My program loops through a vector of strings and runs a program to do some work. Each entry in the vector has its own associated program. The child processes are created using fork() and execv() in the loop. The parent process is waiting until each child process has returned before continuing the loop using waidpid(). The called child processes in my test environment (for now) will each print a message, sleep() and print another message.
The code works perfectly fine as long as all execv() does not return -1 (for example because the file wasn't found).
std::vector<std::string> files{ "foo", "bar", "foobar" };
for (size_t i=0; i<files.size(); i++)
{
pid_t pid_fork = fork();
if (pid_fork == -1)
{
std::cout << "error: could not fork process" << std::endl;
} else if (pid_fork > 1)
{
std::cout << "this is the parent" << std::endl;
int pid_status;
pid_t child_ret = waitpid(pid_fork, &pid_status, 0);
std::cout << "child_ret: " << child_ret << std::endl;
if (child_ret == -1)
{
std::cout << "error waiting for child " << pid_fork << std::endl;
} else
{
if (WIFEXITED(pid_status))
{
std::cout << "child process exit status: " << WEXITSTATUS(pid_status) << std::endl;
if (WIFEXITED(pid_status) == 0)
{
std::cout << "updating db that file has been loaded: " << files[i].first << std::endl;
/* some code to update a DB table */
} else
{
std::cout << "exit status = FAILED" << std::endl;
}
}
}
} else
{
std::cout << "this is the child" << std::endl;
char *args[] = {NULL};
if (execv(("./etl/etl_" + files[i].c_str(), args) == -1)
{
std::cout << "could not load ./etl/etl_" << files[i] << std::endl;
/* DB insert of failed "load" here */
return EXIT_FAILURE;
}
}
}
/* some more code here writing stuff to a database before cleanup and returning from main*/
Output:
this is the parent
this is the child
hello from etl_foo
etl_foo is done
child_ret: 77388
child process exit status: 0
this is the parent
this is the child
hello from etl_bar
etl_bar is done
child_ret: 77389
child process exit status: 0
this is the parent
this is the child
hello from etl_foobar
etl_foobar is done
child_ret: 77390
child process exit status: 0
If, however I cause execv() to return ´´´-1´´´ because I deleted etl_foobar the parent process seems to no longer wait for the child process to return
this is the child
hello from etl_foo
etl_foo is done
child_ret: 77620
child process exit status: 0
this is the parent
this is the child
hello from etl_bar
etl_bar is done
child_ret: 77621
child process exit status: 0
this is the parent
this is the child
could not load ./etl_foobar
-> here the end of the parent code is reached, the DB is updated and the parent returns (?)
-> I expect the program to be done at this stage, however... this happens
child_ret: 77622
terminate called after throwing an instance of 'sql::SQLException'
what(): Lost connection to MySQL server during query
Aborted (core dumped)
It seems the code block after pid_t child_ret = waitpid(pid_fork, &pid_status, 0); is executed, which I don't understand.
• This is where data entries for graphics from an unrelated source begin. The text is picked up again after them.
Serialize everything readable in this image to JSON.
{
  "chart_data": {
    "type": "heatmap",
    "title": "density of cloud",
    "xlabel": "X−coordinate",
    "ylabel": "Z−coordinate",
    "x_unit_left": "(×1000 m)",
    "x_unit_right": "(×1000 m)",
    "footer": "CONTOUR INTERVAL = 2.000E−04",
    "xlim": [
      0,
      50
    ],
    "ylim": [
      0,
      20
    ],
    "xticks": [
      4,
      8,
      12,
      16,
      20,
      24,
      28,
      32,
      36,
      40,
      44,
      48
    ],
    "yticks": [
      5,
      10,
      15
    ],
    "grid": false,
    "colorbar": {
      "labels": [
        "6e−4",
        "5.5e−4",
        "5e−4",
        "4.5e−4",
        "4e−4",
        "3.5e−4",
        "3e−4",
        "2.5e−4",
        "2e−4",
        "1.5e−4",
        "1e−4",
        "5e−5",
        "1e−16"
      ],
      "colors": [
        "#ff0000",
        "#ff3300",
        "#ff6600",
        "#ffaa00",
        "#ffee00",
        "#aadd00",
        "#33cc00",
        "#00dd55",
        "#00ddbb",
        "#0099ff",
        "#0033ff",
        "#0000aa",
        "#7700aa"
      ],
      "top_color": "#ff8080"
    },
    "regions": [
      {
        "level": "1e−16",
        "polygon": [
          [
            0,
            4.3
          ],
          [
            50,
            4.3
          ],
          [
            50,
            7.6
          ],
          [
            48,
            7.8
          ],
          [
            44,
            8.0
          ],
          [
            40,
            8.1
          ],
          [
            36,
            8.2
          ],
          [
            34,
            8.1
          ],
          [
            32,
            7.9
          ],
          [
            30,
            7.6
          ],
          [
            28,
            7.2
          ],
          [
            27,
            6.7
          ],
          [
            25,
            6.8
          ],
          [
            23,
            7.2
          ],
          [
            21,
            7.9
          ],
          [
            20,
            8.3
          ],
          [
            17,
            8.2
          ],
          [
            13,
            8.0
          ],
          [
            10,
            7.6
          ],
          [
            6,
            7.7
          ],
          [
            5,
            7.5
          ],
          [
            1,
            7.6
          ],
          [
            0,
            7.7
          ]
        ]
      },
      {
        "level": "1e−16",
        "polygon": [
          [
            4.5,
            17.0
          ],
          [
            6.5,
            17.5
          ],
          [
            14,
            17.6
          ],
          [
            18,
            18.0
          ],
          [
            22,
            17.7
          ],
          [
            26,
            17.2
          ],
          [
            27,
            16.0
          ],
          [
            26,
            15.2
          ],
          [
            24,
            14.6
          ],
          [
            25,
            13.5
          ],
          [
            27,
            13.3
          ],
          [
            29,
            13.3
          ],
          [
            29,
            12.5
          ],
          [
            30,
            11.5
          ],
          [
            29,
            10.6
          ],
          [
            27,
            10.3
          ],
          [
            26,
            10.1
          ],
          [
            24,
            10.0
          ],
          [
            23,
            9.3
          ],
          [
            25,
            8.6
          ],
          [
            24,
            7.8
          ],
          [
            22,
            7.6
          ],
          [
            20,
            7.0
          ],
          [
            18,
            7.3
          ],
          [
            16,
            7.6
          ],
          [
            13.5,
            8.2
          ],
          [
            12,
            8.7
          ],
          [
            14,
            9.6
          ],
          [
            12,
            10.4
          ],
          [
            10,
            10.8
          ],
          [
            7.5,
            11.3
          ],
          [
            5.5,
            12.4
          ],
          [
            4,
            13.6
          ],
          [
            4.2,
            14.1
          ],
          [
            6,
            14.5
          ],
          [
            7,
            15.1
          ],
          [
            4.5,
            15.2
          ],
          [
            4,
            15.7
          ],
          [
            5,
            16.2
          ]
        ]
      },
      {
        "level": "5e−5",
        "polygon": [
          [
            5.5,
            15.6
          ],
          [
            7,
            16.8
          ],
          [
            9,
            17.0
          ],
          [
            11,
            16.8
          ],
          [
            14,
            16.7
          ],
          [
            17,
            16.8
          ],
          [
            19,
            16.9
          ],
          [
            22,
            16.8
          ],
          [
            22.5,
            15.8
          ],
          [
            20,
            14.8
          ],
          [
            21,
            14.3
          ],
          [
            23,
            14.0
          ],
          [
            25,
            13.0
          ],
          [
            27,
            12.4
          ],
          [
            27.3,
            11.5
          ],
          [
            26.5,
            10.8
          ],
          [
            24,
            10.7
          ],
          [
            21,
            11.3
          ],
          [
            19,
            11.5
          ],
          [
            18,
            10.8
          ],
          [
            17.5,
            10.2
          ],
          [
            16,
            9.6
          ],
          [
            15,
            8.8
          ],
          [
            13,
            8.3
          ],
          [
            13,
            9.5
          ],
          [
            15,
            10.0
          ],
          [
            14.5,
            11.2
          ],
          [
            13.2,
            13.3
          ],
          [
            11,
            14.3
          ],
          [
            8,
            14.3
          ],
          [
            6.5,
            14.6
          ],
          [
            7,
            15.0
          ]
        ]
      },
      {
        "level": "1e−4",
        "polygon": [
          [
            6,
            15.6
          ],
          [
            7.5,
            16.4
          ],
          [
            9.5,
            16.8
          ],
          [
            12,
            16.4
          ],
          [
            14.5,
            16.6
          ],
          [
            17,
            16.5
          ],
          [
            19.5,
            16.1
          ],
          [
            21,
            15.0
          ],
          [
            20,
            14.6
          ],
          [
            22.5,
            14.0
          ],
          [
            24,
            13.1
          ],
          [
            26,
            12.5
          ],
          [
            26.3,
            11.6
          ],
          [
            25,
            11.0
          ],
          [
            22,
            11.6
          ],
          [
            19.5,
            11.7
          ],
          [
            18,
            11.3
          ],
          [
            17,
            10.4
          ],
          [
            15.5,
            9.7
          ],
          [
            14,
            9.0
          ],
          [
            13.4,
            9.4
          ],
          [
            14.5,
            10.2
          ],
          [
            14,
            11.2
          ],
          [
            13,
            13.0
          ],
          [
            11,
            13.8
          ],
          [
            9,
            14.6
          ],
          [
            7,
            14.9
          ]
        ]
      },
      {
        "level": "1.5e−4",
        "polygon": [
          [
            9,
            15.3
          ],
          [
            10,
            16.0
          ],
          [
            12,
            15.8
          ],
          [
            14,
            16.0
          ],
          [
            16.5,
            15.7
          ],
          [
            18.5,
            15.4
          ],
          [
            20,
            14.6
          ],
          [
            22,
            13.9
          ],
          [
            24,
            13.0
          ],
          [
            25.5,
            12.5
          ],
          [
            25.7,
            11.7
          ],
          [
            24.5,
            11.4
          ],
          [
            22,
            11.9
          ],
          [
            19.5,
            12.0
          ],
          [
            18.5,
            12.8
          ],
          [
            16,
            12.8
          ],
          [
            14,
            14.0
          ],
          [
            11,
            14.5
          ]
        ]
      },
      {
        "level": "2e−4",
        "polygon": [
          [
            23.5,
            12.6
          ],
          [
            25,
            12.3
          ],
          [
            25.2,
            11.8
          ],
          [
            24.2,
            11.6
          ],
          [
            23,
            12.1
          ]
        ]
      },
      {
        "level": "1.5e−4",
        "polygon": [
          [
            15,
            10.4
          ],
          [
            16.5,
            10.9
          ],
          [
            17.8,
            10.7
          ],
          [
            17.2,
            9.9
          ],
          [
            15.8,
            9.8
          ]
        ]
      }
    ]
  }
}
The parent has already returned, yet part of the parent's code is still executed and fails as the connection object for the db connection has been deleted just before the parent returns.
The desired behavior is that upon discovery that execv() == -1 the child process returns to the waiting parent, which then finishes off the remaining code and returns itself in an orderly manner, the same way it does when there is no error in execv(). Thank you!
Edit: User Sneftel pointed me to the fact that the child process in case of failure actually doesn't return, which I have changed now. The parent process hence is now waiting for all children to return, including those where execv fails.
Nevertheless, I still have the issue that whenever the child returns with EXIT_FAILURE, the following loop performs up until the next DB insert is attempted, where I continue to get the "lost MySQL connection" error + core dump. Not sure what the origin of this is.